In a market analysis document published yesterday, the firm said $7.4 billion was captured by Japanese private equity real estate vehicles in that period, accounting for a market share of 37 percent. This compares to just $2.7 billion raised by Japanese funds during the same period last year.
“Compared to 2010, the target equity for Japan has almost tripled with its market share increasing by 13 percent year on year,” Swisslake said. The firm attributed this increase to the size of the Japanese market, which is second only to the US, coupled with it being the most liquid in Asia and, particular to 2011, a sizeable market correction compounded by the events surrounding the Fukushima earthquake in March.
“Following the events at Fukushima, the already significant price correction continued but has bottomed out in the meantime,” Swisslake said echoing similar sentiments shared by Japanese fund managers with PERE over recent months.
Swisslake said initial yields are a way off peak levels recorded in 2007 and 2008 and that rental levels, which also heavily corrected, are now affordable for certain occupiers wishing to enter or re-enter Tokyo’s central business district, to do so.

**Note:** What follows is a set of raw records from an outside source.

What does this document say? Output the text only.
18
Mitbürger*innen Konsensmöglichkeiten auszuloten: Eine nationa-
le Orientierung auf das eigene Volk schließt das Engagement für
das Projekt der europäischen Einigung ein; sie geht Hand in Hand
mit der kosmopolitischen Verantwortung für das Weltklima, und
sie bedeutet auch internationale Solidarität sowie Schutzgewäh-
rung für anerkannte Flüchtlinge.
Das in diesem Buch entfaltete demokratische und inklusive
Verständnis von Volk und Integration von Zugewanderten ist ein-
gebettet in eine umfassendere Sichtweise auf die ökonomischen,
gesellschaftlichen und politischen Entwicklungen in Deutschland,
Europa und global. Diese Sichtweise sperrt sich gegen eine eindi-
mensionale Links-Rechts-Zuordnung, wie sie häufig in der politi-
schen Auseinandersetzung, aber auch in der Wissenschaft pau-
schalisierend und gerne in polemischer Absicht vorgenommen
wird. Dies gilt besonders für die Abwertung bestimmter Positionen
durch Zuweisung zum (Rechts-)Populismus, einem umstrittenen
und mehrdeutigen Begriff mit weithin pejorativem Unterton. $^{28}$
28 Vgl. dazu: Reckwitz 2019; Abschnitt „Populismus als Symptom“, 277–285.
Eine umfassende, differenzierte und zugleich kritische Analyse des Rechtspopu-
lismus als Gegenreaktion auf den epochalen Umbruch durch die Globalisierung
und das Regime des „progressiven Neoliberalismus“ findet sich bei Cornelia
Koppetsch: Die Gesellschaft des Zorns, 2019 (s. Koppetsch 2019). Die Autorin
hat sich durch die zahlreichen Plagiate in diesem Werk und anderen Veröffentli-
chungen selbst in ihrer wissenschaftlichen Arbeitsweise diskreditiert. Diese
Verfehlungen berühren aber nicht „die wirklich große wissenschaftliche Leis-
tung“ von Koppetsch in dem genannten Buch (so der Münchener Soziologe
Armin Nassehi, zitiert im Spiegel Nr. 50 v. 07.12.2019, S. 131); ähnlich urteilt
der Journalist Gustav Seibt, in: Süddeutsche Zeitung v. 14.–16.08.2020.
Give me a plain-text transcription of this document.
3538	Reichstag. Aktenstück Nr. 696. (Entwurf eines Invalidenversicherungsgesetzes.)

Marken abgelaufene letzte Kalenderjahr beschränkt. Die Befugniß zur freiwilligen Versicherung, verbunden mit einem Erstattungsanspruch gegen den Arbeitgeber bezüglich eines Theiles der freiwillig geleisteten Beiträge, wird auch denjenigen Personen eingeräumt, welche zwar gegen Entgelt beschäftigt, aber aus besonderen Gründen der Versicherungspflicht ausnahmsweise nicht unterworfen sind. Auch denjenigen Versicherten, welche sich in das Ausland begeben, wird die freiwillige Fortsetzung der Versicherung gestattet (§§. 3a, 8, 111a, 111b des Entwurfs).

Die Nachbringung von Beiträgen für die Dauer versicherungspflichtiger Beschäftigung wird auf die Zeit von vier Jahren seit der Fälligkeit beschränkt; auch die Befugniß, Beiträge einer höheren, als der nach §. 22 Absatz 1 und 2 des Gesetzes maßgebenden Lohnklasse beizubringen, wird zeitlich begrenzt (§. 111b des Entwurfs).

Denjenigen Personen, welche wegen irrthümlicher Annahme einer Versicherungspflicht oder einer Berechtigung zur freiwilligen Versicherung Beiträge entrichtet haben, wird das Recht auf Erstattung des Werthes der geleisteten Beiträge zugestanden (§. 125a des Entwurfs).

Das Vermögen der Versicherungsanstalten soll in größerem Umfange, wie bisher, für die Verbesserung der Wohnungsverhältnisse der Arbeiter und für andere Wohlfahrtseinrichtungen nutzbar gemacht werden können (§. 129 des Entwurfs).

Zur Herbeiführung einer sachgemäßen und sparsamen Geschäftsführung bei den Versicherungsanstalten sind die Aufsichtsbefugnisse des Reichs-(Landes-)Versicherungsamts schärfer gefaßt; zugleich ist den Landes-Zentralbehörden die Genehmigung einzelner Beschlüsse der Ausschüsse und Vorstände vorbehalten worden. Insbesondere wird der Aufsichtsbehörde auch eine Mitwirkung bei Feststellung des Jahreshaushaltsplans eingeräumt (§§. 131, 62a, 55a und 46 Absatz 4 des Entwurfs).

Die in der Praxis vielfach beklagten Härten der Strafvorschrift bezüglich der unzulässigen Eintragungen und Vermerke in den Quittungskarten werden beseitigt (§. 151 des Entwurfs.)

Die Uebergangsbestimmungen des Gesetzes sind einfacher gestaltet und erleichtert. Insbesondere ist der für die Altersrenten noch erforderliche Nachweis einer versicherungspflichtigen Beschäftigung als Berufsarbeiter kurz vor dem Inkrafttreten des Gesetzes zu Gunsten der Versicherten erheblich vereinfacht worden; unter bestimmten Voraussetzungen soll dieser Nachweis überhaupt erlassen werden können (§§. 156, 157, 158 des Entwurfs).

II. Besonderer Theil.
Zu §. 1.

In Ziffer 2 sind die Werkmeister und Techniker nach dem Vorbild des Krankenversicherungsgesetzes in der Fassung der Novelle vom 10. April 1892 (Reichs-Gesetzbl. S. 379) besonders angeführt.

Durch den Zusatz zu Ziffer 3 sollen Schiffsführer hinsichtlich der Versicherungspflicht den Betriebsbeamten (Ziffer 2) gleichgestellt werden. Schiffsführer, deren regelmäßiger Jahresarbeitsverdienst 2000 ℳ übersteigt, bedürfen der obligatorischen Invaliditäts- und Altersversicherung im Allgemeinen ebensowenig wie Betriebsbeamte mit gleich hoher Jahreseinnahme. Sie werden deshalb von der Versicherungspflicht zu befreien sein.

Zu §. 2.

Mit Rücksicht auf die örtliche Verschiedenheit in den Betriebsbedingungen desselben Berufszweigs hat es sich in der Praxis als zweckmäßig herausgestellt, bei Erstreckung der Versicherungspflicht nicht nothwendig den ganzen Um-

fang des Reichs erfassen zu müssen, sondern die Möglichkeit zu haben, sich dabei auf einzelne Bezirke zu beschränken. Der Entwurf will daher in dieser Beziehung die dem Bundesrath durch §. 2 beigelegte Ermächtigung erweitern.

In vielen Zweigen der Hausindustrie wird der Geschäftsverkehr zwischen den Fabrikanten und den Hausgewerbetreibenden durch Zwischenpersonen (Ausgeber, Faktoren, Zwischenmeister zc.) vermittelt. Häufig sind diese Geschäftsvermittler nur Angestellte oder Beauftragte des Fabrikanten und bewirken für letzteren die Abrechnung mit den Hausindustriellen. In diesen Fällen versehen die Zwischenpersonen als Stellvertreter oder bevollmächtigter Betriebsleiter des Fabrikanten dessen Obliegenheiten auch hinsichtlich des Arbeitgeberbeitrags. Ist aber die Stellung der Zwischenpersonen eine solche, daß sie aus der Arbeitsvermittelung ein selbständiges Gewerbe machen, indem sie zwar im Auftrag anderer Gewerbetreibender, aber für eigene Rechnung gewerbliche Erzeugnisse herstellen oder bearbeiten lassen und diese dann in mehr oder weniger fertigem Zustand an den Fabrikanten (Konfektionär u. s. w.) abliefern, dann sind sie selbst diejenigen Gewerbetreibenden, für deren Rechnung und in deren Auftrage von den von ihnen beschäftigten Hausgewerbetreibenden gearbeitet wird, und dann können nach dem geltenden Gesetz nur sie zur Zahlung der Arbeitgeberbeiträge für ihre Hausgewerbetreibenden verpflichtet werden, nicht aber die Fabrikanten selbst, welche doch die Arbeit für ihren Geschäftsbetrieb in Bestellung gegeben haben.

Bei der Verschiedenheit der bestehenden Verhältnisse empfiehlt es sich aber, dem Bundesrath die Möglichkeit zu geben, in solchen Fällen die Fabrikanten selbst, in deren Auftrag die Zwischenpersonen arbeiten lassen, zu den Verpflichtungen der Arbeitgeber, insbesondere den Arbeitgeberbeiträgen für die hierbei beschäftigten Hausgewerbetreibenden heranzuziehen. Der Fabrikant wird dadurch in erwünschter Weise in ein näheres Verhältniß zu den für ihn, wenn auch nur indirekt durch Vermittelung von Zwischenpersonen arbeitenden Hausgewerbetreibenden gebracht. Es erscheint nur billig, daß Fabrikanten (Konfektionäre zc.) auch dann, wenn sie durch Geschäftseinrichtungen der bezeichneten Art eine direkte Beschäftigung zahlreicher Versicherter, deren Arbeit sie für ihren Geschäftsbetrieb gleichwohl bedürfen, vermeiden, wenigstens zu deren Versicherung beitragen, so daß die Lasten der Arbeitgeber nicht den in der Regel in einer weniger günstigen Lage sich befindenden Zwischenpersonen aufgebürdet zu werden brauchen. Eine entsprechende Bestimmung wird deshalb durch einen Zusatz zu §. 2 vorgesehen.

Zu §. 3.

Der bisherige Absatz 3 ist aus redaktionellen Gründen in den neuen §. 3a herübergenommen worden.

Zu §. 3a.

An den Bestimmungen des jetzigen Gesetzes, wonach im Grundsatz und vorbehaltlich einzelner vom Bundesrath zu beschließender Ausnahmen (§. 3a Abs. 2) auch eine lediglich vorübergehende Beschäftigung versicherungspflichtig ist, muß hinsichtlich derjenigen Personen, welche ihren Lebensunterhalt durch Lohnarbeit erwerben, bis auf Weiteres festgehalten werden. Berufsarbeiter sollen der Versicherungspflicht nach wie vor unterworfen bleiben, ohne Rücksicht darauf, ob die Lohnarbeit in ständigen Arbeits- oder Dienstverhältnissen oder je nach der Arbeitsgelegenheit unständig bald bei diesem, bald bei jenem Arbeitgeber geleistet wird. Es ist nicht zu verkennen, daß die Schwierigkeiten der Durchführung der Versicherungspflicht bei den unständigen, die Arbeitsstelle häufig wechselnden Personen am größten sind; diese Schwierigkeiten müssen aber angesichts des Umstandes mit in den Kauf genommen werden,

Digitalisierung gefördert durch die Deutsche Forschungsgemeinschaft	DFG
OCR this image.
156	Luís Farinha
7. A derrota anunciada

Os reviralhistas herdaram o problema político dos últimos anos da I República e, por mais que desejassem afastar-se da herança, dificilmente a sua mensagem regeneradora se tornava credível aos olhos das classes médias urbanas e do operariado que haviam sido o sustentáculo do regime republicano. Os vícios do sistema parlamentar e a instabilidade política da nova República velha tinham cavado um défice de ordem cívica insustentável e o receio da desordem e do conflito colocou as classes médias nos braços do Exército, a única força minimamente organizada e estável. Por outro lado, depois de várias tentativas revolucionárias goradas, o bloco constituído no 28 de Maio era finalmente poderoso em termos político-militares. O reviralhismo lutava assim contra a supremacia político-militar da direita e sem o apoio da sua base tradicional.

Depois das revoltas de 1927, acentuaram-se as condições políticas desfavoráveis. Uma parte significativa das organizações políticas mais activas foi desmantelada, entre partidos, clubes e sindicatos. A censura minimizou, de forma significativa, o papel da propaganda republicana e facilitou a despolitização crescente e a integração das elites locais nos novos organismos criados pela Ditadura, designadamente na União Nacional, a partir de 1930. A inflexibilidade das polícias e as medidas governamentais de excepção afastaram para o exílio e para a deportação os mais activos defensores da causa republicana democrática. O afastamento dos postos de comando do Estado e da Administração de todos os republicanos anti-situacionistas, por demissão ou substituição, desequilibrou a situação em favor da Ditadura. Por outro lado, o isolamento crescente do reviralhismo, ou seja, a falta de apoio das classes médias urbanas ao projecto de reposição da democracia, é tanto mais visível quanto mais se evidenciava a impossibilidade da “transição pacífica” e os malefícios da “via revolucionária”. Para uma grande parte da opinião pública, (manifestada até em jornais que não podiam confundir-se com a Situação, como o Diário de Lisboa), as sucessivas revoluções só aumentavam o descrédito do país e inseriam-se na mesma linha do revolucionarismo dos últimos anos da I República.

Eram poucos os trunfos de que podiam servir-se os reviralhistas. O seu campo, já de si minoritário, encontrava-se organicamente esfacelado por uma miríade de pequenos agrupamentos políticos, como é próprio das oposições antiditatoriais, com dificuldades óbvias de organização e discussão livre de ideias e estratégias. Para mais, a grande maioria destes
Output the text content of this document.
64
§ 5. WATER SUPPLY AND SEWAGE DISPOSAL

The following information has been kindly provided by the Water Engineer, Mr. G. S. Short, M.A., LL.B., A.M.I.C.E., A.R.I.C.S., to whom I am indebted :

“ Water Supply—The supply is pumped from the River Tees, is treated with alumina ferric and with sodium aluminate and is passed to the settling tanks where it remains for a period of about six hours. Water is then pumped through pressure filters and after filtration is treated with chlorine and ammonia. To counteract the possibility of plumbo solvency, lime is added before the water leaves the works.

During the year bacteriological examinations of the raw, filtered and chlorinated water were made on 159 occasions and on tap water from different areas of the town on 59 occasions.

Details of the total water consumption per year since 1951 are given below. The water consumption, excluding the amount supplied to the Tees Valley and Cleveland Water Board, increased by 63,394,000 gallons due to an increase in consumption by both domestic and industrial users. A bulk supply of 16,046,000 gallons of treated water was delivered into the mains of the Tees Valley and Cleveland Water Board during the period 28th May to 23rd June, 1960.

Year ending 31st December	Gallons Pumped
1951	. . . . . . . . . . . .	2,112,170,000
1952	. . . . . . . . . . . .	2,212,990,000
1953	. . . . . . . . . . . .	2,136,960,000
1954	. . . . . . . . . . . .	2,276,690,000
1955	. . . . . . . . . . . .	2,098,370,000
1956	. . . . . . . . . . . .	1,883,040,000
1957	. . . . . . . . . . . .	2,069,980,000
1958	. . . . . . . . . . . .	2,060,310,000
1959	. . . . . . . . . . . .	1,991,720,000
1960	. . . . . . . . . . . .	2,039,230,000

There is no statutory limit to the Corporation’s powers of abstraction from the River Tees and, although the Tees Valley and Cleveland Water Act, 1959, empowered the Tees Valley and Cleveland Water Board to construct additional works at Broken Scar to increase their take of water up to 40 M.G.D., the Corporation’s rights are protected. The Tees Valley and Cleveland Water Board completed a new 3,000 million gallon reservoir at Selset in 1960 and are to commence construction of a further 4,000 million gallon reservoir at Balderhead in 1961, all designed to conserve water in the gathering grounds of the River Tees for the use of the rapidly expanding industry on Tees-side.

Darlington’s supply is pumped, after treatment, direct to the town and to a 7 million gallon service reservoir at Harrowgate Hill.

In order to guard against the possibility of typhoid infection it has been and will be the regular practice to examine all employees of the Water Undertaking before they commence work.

This, in turn, has benefited Tokyo’s vacancy rate which now stands at around 7 percent, an improvement on the about 10 percent level recorded in the immediate years following the start of the global financial crisis.
“It is therefore not surprising that 28 percent of the equity, targeted by private equity real estate funds in 2011, are earmarked for office investments,” Swisslake said adding there was a lack of competition for such funds as Japanese REITs, traditional buyers of Japan’s offices, had until recently been net sellers. “They had to struggle with financing issues and the equity market due to high discounts of their shares.”
Swisslake also said 37 percent of equity was raised for debt-related investment vehicles and that provided a “vivid example” of how private equity real estate immediately picked up on certain market inefficiencies and provide funds to take advantage, “a model for anti-cyclical investment” it said.